The key questions that emerge for me is the motivation at
defiance of what are clearly policy positions meant to limit the spread of Covid-19. And the reality that governments quite
literally have to issue final edicts and warnings together with the threat of
imprisonment and monetary fines.
Which
means there is either a mistrust of governments’ directives at a time of a
global health crisis. Or there is a dangerous nonchalance that betrays how for many
survival may be viewed in more individualistic terms that thought of the collective
good or public health interest.
So this means that in part, our collective understanding of
the seriousness of the situation is subject to assumptions of
exceptionalism. Based on geographical
location, class and regrettably in some cases even race (check American
President Trump’s labeling of Covid-19 as ‘Chinese’. He has since retracted the statement. Sort of.)
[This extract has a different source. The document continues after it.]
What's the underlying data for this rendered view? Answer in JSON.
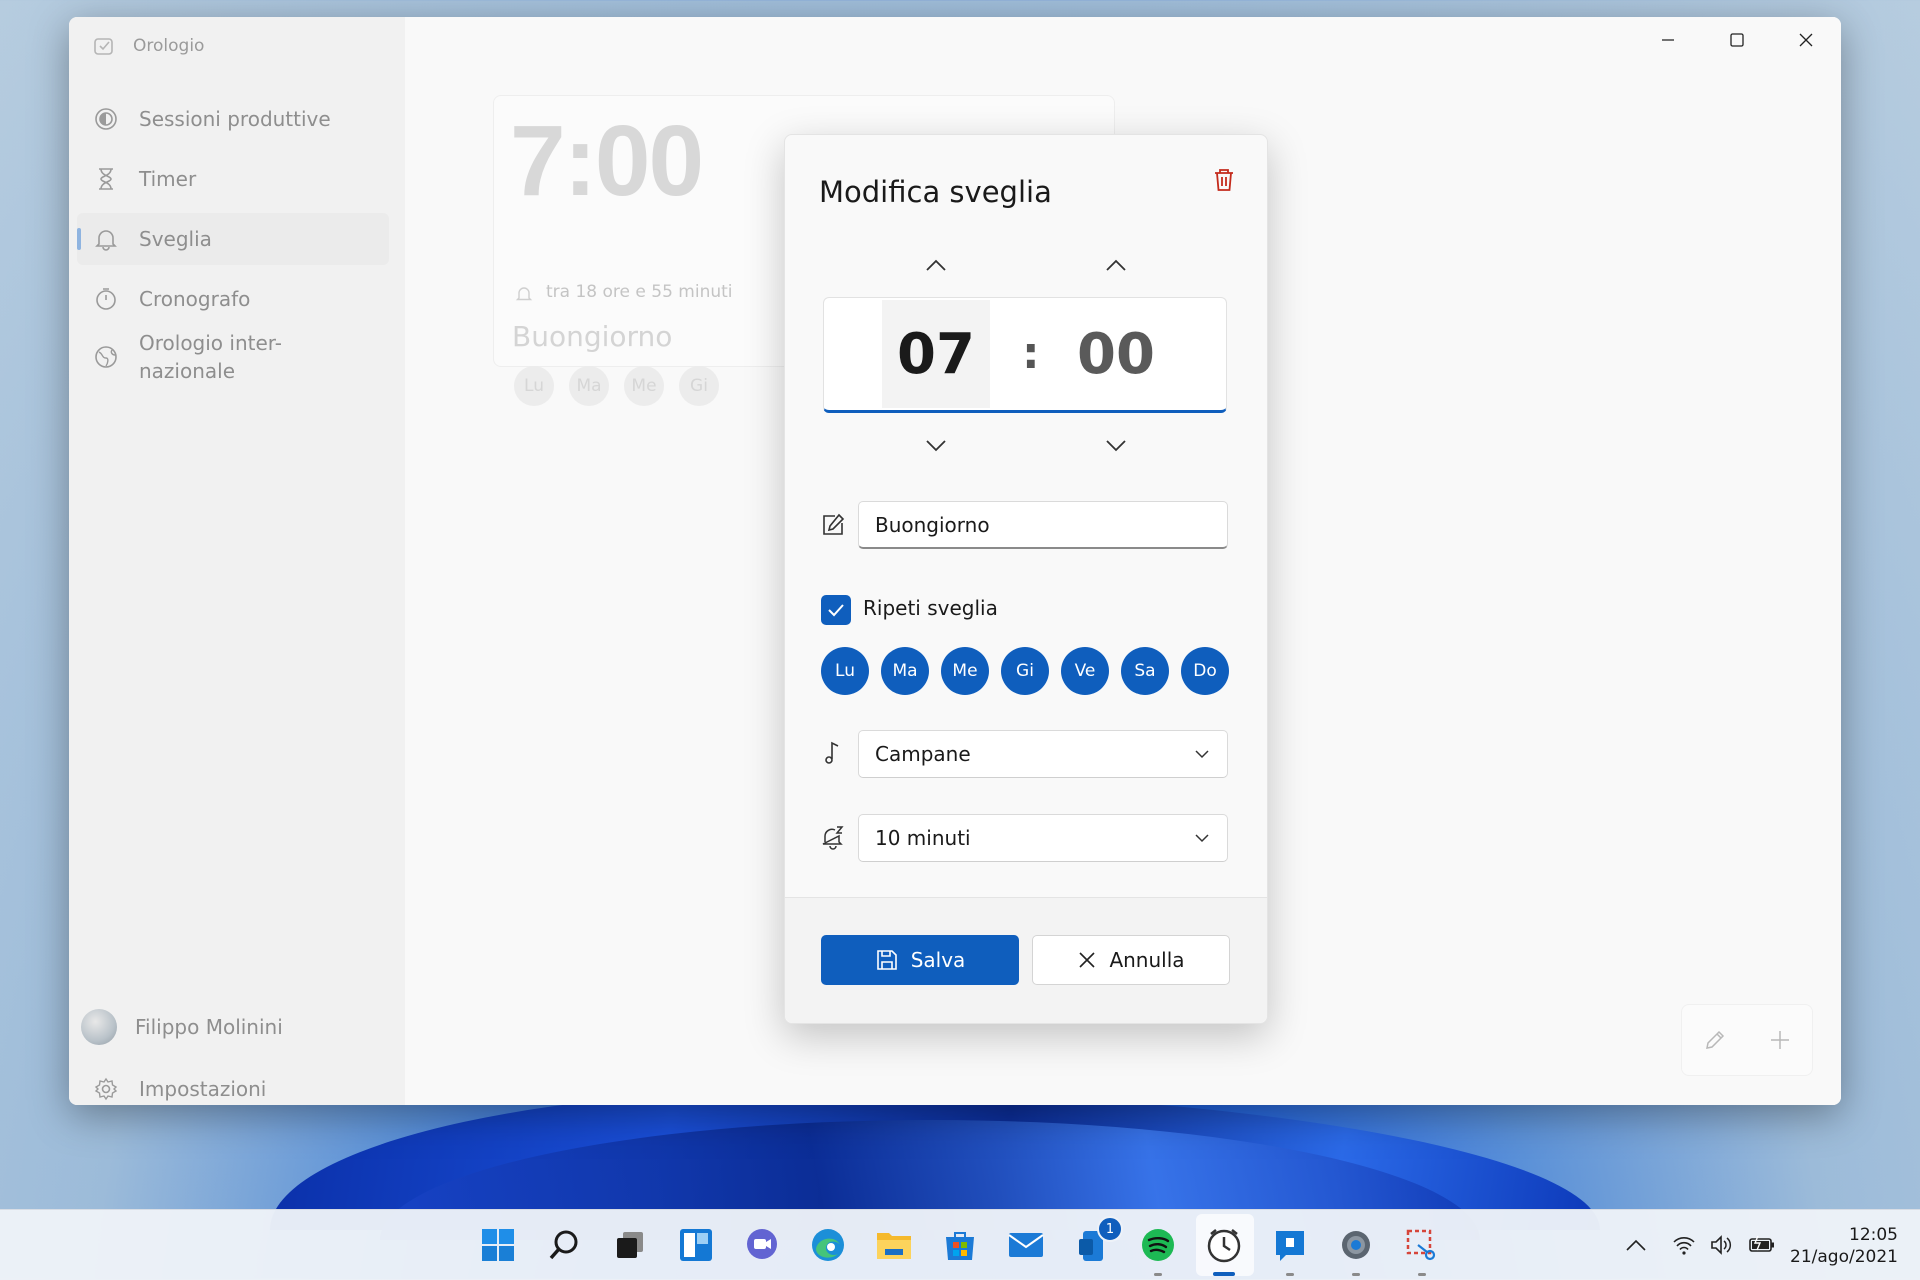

If you add to the mix social media platforms, hungry as they
are for ‘apocalyptic’ content, by way of audiences, from one geographical location to the next and
you have the equivalent of various people sadly assuming it could never happen
to ‘them’. They are only there for the
comments. Not to analyze the underlying causes of the rapid spread of Covid-19
let alone the tragic inability of our global public health services to provide
treatment to those in need of it.
This is what I referred to earlier as the main actor
syndrome. A naïve assumption that it
cannot happen to you. Only others. This is where people fight over toilet paper,
insist on living ‘normal’ consumerist lives, insist on going to beaches or bars or crosscheck their personal
relations with medical personnel in tandem with their bank accounts.
What is even more interesting is the seeming universality of
this latter approach. High levels of individualism
together with assumptions of being able to best look after oneself
(particularly how to ‘enjoy’ life) is increasingly making it difficult for
government emergency directives to be adhered to.
Except of course in China where, as noted by many columnists/opinion
leaders now, the direct control the state has on individual lives as well as
consumption (yes its called state capitalism) means that as the pandemic occurred, the state acted with characteristic demonstration of the threat of
violence for defiance. (Hobbes anyone?)
What is very important in our African contexts is how we are
viewing the whole picture as we try and prevent Covid-19 from spreading further. While all donations are
welcome, we have to have a more organic approach in the short and long term about
our public health infrastructure.
Especially how to urgently renovate and improve it to help the many and
not the few.
The question is where do we learn a new public health approach
from? It is easy to follow the lead of developed countries when in fact we
should be looking at it from a more organic approach. Everyone needs access to
public health and treatment regardless of class, ethnicity or race. But similarly we need to remember that the
sole guarantor of this fundamental right to public health is the state. Not the private health companies. Not that
they should not exist.
But the priority
is that the state must always be able to provide public health services at all
times. In pandemics and in normal
times. (Crosscheck Cuba's example)
This may sound repetitive or abstract but it is what the situation
ostensibly requires. A lot of forward
thinking even as we try and solve the current crisis. African governments must show greater
determination than they are currently doing.
Things are not going to be the same. They cannot be the same. And the global north may become even more
circumspect about interacting with the global south even while donating medical
equipment.
All keeping in mind that, as the Italian mayor cited above
says, this is not a movie. There are no
main actors that supposedly survive to tell the tale. In this, we are all
equal. But in its aftermath there are many who would wish for an unjust public
health system. And that is something we must all work to prevent.